El Mogador rouge produced with Muscat Noir, Syrah, Grenache, and Mourvèdre. Its a powerful wine with plenty of spices and well structured. Its one of our favourites.

Domaine de Sahari rouge
A 1200-hectare estate, 600 hectares planted with vines, at the foot of the High Atlas mountains (Meknès Province) in the town of Ait Yazem, located on the fertile plains of the Saïs, in Morocco.
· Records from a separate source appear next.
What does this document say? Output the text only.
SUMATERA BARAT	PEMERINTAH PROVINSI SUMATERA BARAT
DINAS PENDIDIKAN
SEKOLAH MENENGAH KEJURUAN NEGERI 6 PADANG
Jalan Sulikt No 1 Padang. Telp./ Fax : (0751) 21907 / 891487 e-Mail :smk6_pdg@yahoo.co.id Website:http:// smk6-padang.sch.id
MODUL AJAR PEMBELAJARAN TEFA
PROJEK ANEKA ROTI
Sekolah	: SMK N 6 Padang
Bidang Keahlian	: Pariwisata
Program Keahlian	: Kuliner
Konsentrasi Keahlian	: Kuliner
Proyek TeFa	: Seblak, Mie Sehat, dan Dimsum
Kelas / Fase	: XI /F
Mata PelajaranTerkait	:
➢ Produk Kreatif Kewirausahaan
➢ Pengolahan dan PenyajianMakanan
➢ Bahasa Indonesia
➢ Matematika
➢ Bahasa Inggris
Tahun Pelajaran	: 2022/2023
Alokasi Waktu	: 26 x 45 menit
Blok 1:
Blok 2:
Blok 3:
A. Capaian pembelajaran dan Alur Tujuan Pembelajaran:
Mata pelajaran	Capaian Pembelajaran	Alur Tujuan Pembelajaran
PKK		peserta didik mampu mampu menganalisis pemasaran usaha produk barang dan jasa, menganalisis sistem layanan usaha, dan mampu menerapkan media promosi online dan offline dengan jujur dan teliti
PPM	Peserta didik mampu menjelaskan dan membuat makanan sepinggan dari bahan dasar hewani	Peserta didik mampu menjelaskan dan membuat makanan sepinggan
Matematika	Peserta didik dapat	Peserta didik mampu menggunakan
Harvested by hand and processed in the traditional manner, this wine has a unique character.
Grenache (20%) - Cinsault (20%) - Carignan (50%) Alicante (10%).
Les Celliers de Meknès estate cover nearly 2000 hectares of vineyards divided among four of Morocco's most prestigious designations : AOG Guerrouane, AOG Beni M'tir, AOG Berkane and the country's only AOC, Les Coteaux de l'Atlas whose best parcels have been graded as "1st Cru".The Zniber family, vine growers for more than half a century, are pioneers of modern wines in Morocco.The climate of the Middle Atlas in the foothills on which their estates are situated, the elevation ranging from 580 to 700 meters, the moderate rainfall and generous sunshine all provide the vineyards with an exceptional site unrivaled in Morocco.

Beni M'Tir Rouge
The Appellation Beni M'tir is a region of northern Morocco, located south to the imperial city of Meknes at the foothills of the Atlas Mountains in between the Atlantic Ocean and the Mediterranean Sea. This area has been known for producing fine wines for more than 2000 years at the times of the Romain Empire. The Amazi'gh vineyards are at an altitude of 700 meters and benefit from a dry-sunny climate and time-rich clay soils giving powerful, full-bodied, expressive wines.Carignan, Cinsault & Alicante create this exotically fruited wine.

Guerrouane Rouge
Produced from Carignan, Cinsault (Rhone varietals), Alicante (southern Italy) and Grnache.Full-bodied, yet soft, with ripe tannins and loads of fruit.
Guerrouane Gris
100% cinsault.Fresh, lively, pairs well with salads, roasted fish and spicy dishes.
Ksar blanc
This wine is characterized by a nose of ripe fruits. The complex and rich mouth is supported by an acidulous final that offers him balance and freshness.
Vin de Cepage Sauvignon Blanc
This “Sauvignon Blanc” is characterized by a yellow dress with green reflects. Peach and citrus fruit aromas precede a fresh palate supported by a well balanced acidity.